Coating pasta smoothly with pesto is key for flavor in every bite. Here’s how I do it:
- Cook pasta al dente and rinse with cold water to stop cooking and cool down, then drain well to avoid watery salad.
- Mix the pesto with a little olive oil before adding to pasta; this thins it out and helps spread evenly.
- Toss pasta gently but completely, moving pasta pieces around so each one is coated.
- Let the salad chill so pesto flavor soaks in, but toss again gently before serving to redistribute any settled sauce.

Equipment You’ll Need
- Large pot – I prefer a big one to cook the pasta easily without crowding. It makes draining less messy.
- Colander – for draining the pasta well so it’s not watery in the salad.
- Mixing bowl – a spacious bowl helps toss the pasta with pesto and all ingredients without spilling.
- Serving spoon or tongs – makes mixing and serving simple and gentle on the delicate ingredients.
Flavor Variations & Add-Ins
- Replace mozzarella with grilled chicken or shrimp for extra protein and a filling salad.
- Add sliced black olives or roasted red peppers for more flavor and color.
- Use sun-dried tomatoes instead of fresh for a tangy, chewy texture.
- Mix in arugula or spinach for some greens and extra freshness.
How to Make Pesto Pasta Salad
Ingredients You’ll Need:
For The Salad:
- 3 cups rotini pasta (or any spiral pasta)
- 1 cup cherry tomatoes (mix of red and yellow), halved
- 1 cup fresh mozzarella balls (bocconcini), halved if large
- 1/2 cup fresh basil leaves, roughly chopped
- 1/2 cup pesto sauce (store-bought or homemade)
- 2 tablespoons olive oil (optional, for coating)

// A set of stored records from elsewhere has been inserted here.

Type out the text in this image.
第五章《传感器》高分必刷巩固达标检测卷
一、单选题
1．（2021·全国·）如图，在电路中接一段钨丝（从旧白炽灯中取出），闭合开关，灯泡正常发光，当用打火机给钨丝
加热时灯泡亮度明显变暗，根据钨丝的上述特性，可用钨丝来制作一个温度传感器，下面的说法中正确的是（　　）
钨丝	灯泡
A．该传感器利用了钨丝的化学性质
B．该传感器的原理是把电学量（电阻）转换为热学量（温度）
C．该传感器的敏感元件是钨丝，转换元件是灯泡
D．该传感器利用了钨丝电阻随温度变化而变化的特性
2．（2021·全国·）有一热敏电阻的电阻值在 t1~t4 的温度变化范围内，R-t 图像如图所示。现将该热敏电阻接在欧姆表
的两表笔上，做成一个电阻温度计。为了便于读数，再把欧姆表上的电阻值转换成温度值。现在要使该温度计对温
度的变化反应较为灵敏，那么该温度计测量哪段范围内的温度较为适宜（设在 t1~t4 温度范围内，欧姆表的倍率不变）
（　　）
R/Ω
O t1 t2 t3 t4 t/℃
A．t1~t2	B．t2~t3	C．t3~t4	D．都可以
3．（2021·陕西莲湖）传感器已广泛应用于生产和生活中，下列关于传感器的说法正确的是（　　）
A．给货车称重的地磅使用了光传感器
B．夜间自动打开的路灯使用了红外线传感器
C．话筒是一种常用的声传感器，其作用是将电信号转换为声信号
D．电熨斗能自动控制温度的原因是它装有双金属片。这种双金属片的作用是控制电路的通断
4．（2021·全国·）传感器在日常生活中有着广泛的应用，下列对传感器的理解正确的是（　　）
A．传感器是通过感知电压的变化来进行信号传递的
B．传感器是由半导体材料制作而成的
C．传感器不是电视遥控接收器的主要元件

- Salt and pepper to taste
How Much Time Will You Need?
This pesto pasta salad takes about 15 minutes to prepare, including cooking and cooling the pasta. Then, plan to chill the salad in the fridge for at least 30 minutes before serving, so the flavors can blend together nicely.
Step-by-Step Instructions:
1. Cook and Cool the Pasta:
Bring a large pot of salted water to a boil and cook the rotini pasta according to the package directions until al dente. Drain the pasta and rinse it under cold water to stop the cooking and cool it down. Drain thoroughly so it’s not watery.
2. Combine the Main Ingredients:
In a large mixing bowl, mix together the cooled pasta, halved cherry tomatoes, and mozzarella balls. This gives a fresh and colorful base for your salad.
3. Add Pesto and Olive Oil:
Add the pesto sauce to the pasta mixture. If the pesto feels a little thick, stir in the olive oil to help coat the pasta more evenly.
4. Toss and Add Basil:
Gently toss everything until the pasta is fully coated with pesto. Then fold in the chopped basil leaves, saving a few whole basil leaves to garnish later.
5. Season and Chill:
Season with salt and pepper to your taste. Cover the bowl and chill the salad in the fridge for at least 30 minutes to let the flavors meld together.
6. Serve and Garnish:
Before serving, garnish your pesto pasta salad with the reserved whole basil leaves. Enjoy this fresh and vibrant dish!
Can I Use Frozen Pasta for This Salad?
It’s best to use freshly cooked pasta for this salad. If you must use frozen cooked pasta, thaw it completely and drain any excess water before mixing to avoid a watery salad.
How Long Can I Store Leftover Pesto Pasta Salad?
Store leftovers in an airtight container in the fridge for up to 3 days. Give it a gentle toss before serving, as the pesto may thicken in the cold.
Can I Substitute the Mozzarella?
Yes! If fresh mozzarella isn’t available, use cubed mild mozzarella cheese or even feta for a tangier twist. Just cut into small bite-sized pieces for easy eating.
Is It Okay to Use Store-Bought Pesto?
Absolutely! Store-bought pesto works well and saves time. Choose a high-quality brand for the best flavor, or make your own if you have the ingredients and want a fresher taste.